Cozzaglio and her husband choose vendors based on who they feel fits the show best.
“I do that as the owner because I find it's really important to have a wide selection of people of different types of oddities,” she said. This way not every vendor is selling the same thing. About 30 percent of vendors are local to the area.
There are gothic clothing vendors, jewelry vendors, dark fantasy items, taxidermy, Halloween-style art, rocks and crystals and more. People “can find antiques and vintage items on the spectrum of odd.”
Due to the rapid growth of the expo, Oddities & Curiosities Expos are “going to two days next year everywhere.”
“We expect this year to be our biggest Minneapolis show to date.”
No bats or human remains
Ethical buying and selling is also part of the expo: no human remains or bats are sold. No species were killed for the sake of art or collecting.
“We don't want any part in that. I would happily have true, ethically and responsibly sourced human remains that came from a medical school. But at this point, you can't actually confirm that…and because we can't, then I don't want to be a part of spreading something that's not ethically and responsibly sourced,” Cozzaglio said.

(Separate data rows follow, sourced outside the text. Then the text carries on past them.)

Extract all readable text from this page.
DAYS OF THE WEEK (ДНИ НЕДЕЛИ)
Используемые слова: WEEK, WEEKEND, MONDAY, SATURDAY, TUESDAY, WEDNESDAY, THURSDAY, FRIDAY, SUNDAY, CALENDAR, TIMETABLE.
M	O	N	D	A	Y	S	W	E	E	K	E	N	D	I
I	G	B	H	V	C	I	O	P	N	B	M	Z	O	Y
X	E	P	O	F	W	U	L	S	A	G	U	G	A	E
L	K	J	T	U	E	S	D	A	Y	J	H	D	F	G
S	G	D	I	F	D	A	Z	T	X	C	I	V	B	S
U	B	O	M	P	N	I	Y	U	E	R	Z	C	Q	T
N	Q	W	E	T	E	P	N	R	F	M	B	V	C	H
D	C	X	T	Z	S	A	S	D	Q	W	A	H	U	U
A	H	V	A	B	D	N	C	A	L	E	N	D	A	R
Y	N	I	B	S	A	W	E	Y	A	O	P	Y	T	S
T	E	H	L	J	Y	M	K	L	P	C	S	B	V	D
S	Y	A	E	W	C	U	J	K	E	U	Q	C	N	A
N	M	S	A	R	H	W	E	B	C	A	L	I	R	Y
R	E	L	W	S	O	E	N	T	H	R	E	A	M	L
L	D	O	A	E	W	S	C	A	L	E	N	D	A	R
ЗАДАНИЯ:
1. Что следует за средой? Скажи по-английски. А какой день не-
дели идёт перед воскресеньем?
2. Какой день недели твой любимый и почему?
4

All taxidermy sold is sourced sustainably through “vet clinics, farms, sanctuaries, road kill, foraging, antique/vintage auctions and more.”
There is also a wide range of what to buy at the expo. “our vendors try to have items that are you know, $5 … Or you can come and spend $5,000 on taxidermy and antiques and stuff.”
“We really try to like have something weird for everyone,” Cozzaglio said. “It really is open to everyone to come.”
The Oddities & Curiosities Expo
When: 10 a.m. to 6 p.m. Saturday, May 20.
Where: Minneapolis Convention Center, Hall E, 1301 Second Ave S, Minneapolis, MN 55404.
Tickets: Expo admission is $10 in advance, $15 at the door and free for kids 12 and younger. Oddities Museum admission is an additional $5 in advance, $7 at the door and free for kids 5 and younger.